Partition node in linear regression

Haseeb23 · July 7, 2020, 3:02am

Hi, I’m running a linear regression model with an 80/20 partition split for my training/test set. I am noticing that whenever I reset the partition node, the r^2 value of my model is subject to drastic changes. For example, sometimes I will get an r^2 of 0.8 and at times it will be as low as 0.3. I was just wondering if there’s a certain way to avoid this. Is there a certain way to partition the data to eliminate this randomness? Alternatively, if there is no way to eliminate the randomness, is there a node that allows for an average over 5 iterations of partitioning and running the model. My dataset is not too small as it has 154 items.

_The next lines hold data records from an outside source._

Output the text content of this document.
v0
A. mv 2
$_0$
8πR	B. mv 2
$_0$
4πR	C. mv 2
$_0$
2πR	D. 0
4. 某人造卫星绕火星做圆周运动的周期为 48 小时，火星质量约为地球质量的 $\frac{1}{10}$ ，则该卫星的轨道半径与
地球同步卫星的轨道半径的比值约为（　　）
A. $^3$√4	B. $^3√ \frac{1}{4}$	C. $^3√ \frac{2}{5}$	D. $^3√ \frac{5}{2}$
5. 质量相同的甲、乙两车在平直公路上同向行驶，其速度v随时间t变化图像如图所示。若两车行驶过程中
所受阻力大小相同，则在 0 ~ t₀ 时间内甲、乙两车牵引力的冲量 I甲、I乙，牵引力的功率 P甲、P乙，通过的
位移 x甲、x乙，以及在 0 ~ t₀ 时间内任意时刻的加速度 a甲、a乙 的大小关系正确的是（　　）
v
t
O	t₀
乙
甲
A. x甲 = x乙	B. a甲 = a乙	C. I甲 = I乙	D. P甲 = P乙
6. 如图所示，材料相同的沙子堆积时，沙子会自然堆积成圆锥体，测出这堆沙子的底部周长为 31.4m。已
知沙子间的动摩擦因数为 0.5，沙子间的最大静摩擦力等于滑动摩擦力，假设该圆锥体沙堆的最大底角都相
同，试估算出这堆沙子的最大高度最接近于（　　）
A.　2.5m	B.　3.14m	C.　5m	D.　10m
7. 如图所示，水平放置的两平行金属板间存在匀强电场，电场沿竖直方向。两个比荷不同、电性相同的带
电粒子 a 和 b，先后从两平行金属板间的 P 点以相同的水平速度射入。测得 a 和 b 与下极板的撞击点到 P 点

elsamuel · July 7, 2020, 7:15am

Hi @Haseeb23, welcome to the forum.

What kind of sampling are you using? This is crucial information.

If you’re using random or stratified sampling, then you should use a random seed if you want the results to be reproducible.

The description of the node says this:

Use random seed
If either random or stratified sampling is selected, you may enter a fixed seed herein order to get reproducible results upon re-execution. If you do not specify a seed,a new random seed is taken for each execution.

Haseeb23 · July 7, 2020, 2:46pm

Hi @elsamuel, I am using a random sampling method right now. I tried the random seed option selected and the partition stayed the same upon every iteration. Thank you very much for your help!!

mlauber71 · July 7, 2020, 4:51pm

If your results change very much depending on the selection you are training it you might not be able to get a stable model. You might have to think about some cross-validation to make sure your results are somewhat stable. And 154 items is a very small dataset BTW.

system · January 6, 2021, 4:54am

This topic was automatically closed 182 days after the last reply. New replies are no longer allowed.